Diane has written for The Kids In The Hall show (Emmy, Gemini nominated), Dog Park (by Bruce McCulloch), and Minus Time with filmmaker Jeremy Podeswa. She developed a screenplay, The Progressive Dinner, with director Laurie Lynd. Among other writing projects, are two Jest in Time TV comedy specials, and a sketch series, Jonathan Crosses Canada, for CBC. She appeared in New York City, at the prestigious Town Hall in Outrageous Comedy; a benefit hosted by comedienne Sandra Bernhard; and she hosted a tribute night to Lily Tomlin as part of the Harbourfront World Leaders Festival.
She has created and toured three other hit solo shows: Myth Me, (which toured nationally and to HBO studios in Los Angeles), By A Thread produced at the Tarragon (which twice toured to La Mama Theatre in New York City, was adapted for CBC television, was published, and was nominated for a Dora Award), and Random Acts, produced by Nightwood Theatre, directed by Alisa Palmer. Random Acts was called "virtuosic" by the Star, Globe, and CBC. Variety Magazine called her performance in Random Acts, "seamless... she removes and adds characters like a series of second skins... Canada's answer to Lily Tomlin and Jane Wagner..." Random Acts was published in an anthology by Playwrights Canada Press in 2006.
Written and Performed with Richard Greenblatt was the critically acclaimed play Sibs, produced twice by the Tarragon to sell-out crowds. It was nominated for the Chalmers Playwrighting award, and published in Spring 2002 by Playwright's Canada Press. Diane and Richard adapted Sibs for a CBC television movie that first aired in the fall of 2003. In 2006, her play, Care, written and performed with Richard Greenblatt, ran at the Tarragon Theatre. Diane starred in and collaborated on script for Smudge (also Chalmers nominated), a haunting comedy about a woman who loses her sight, by Alex Bulmer. It was voted one of the top ten shows of 2000, and Diane was named as one of the top ten actors by NOW Magazine and the Toronto Star. Her first two-act play, Gravity Calling was produced at the Tarragon and then subsequently at Yale University.

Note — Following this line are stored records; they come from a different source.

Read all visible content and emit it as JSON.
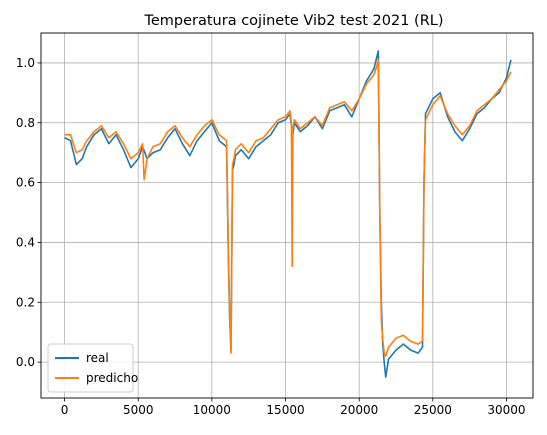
{
  "chart_data": {
    "type": "line",
    "title": "Temperatura cojinete Vib2 test 2021 (RL)",
    "xlabel": "",
    "ylabel": "",
    "xlim": [
      -1600,
      31800
    ],
    "ylim": [
      -0.12,
      1.1
    ],
    "xticks": [
      0,
      5000,
      10000,
      15000,
      20000,
      25000,
      30000
    ],
    "yticks": [
      0.0,
      0.2,
      0.4,
      0.6,
      0.8,
      1.0
    ],
    "xtick_labels": [
      "0",
      "5000",
      "10000",
      "15000",
      "20000",
      "25000",
      "30000"
    ],
    "ytick_labels": [
      "0.0",
      "0.2",
      "0.4",
      "0.6",
      "0.8",
      "1.0"
    ],
    "grid": true,
    "legend_position": "lower left",
    "series": [
      {
        "name": "real",
        "color": "#1f77b4",
        "x": [
          0,
          400,
          800,
          1200,
          1500,
          2000,
          2500,
          3000,
          3500,
          4000,
          4500,
          5000,
          5300,
          5600,
          6000,
          6500,
          7000,
          7500,
          8000,
          8500,
          9000,
          9500,
          10000,
          10500,
          11000,
          11100,
          11200,
          11300,
          11400,
          11500,
          11600,
          12000,
          12500,
          13000,
          13500,
          14000,
          14500,
          15000,
          15300,
          15400,
          15500,
          15600,
          16000,
          16500,
          17000,
          17500,
          18000,
          18500,
          19000,
          19500,
          20000,
          20500,
          21000,
          21300,
          21400,
          21500,
          21600,
          21700,
          21800,
          22000,
          22500,
          23000,
          23500,
          24000,
          24300,
          24400,
          24500,
          25000,
          25500,
          26000,
          26500,
          27000,
          27500,
          28000,
          28500,
          29000,
          29500,
          30000,
          30300
        ],
        "y": [
          0.75,
          0.74,
          0.66,
          0.68,
          0.72,
          0.76,
          0.78,
          0.73,
          0.76,
          0.71,
          0.65,
          0.68,
          0.72,
          0.68,
          0.7,
          0.71,
          0.75,
          0.78,
          0.73,
          0.69,
          0.74,
          0.77,
          0.8,
          0.74,
          0.72,
          0.4,
          0.15,
          0.04,
          0.64,
          0.66,
          0.69,
          0.71,
          0.68,
          0.72,
          0.74,
          0.76,
          0.8,
          0.81,
          0.83,
          0.79,
          0.76,
          0.8,
          0.77,
          0.79,
          0.82,
          0.78,
          0.84,
          0.85,
          0.86,
          0.82,
          0.88,
          0.94,
          0.98,
          1.04,
          0.5,
          0.2,
          0.06,
          0.0,
          -0.05,
          0.01,
          0.04,
          0.06,
          0.04,
          0.03,
          0.05,
          0.6,
          0.83,
          0.88,
          0.9,
          0.82,
          0.77,
          0.74,
          0.78,
          0.83,
          0.85,
          0.88,
          0.9,
          0.95,
          1.01
        ]
      },
      {
        "name": "predicho",
        "color": "#ff7f0e",
        "x": [
          0,
          400,
          800,
          1200,
          1500,
          2000,
          2500,
          3000,
          3500,
          4000,
          4500,
          5000,
          5300,
          5400,
          5600,
          6000,
          6500,
          7000,
          7500,
          8000,
          8500,
          9000,
          9500,
          10000,
          10500,
          11000,
          11100,
          11200,
          11300,
          11400,
          11500,
          11600,
          12000,
          12500,
          13000,
          13500,
          14000,
          14500,
          15000,
          15300,
          15400,
          15450,
          15500,
          15600,
          16000,
          16500,
          17000,
          17500,
          18000,
          18500,
          19000,
          19500,
          20000,
          20500,
          21000,
          21200,
          21300,
          21400,
          21500,
          21600,
          21700,
          21800,
          22000,
          22500,
          23000,
          23500,
          24000,
          24300,
          24400,
          24500,
          25000,
          25500,
          26000,
          26500,
          27000,
          27500,
          28000,
          28500,
          29000,
          29500,
          30000,
          30300
        ],
        "y": [
          0.76,
          0.76,
          0.7,
          0.71,
          0.74,
          0.77,
          0.79,
          0.75,
          0.77,
          0.73,
          0.68,
          0.7,
          0.73,
          0.61,
          0.68,
          0.72,
          0.73,
          0.77,
          0.79,
          0.75,
          0.72,
          0.76,
          0.79,
          0.81,
          0.76,
          0.74,
          0.42,
          0.17,
          0.03,
          0.66,
          0.68,
          0.71,
          0.73,
          0.7,
          0.74,
          0.75,
          0.78,
          0.81,
          0.82,
          0.84,
          0.8,
          0.32,
          0.78,
          0.81,
          0.78,
          0.8,
          0.82,
          0.79,
          0.85,
          0.86,
          0.87,
          0.84,
          0.88,
          0.93,
          0.96,
          0.99,
          1.01,
          0.5,
          0.14,
          0.08,
          0.03,
          0.02,
          0.05,
          0.08,
          0.09,
          0.07,
          0.06,
          0.07,
          0.61,
          0.81,
          0.86,
          0.89,
          0.83,
          0.79,
          0.76,
          0.79,
          0.84,
          0.86,
          0.88,
          0.91,
          0.94,
          0.97
        ]
      }
    ]
  }
}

Selected acting appearances include Titania and Theseus in an all-female Midsummer Night’s Dream at Passe Murraille, a guest star on the Royal Canadian Air Farce, and a stint in The Vagina Monologues and at the CBC Winnipeg Comedy Festival.
As an actor she has appeared in films (Cake, The 391st, Dog Park, Brain Candy) & Canadian episodic TV series, and in numerous roles in Canadian Theatres including The Anger in Ernest and Ernestine for Theatre Columbus, The Theory of Relatives (which she co-created) at the Tarragon, and The Serpent Woman for Theatre Smith Gilmour. She has a longer list of accomplishments that she either left in the car or accidentally put out in recycling.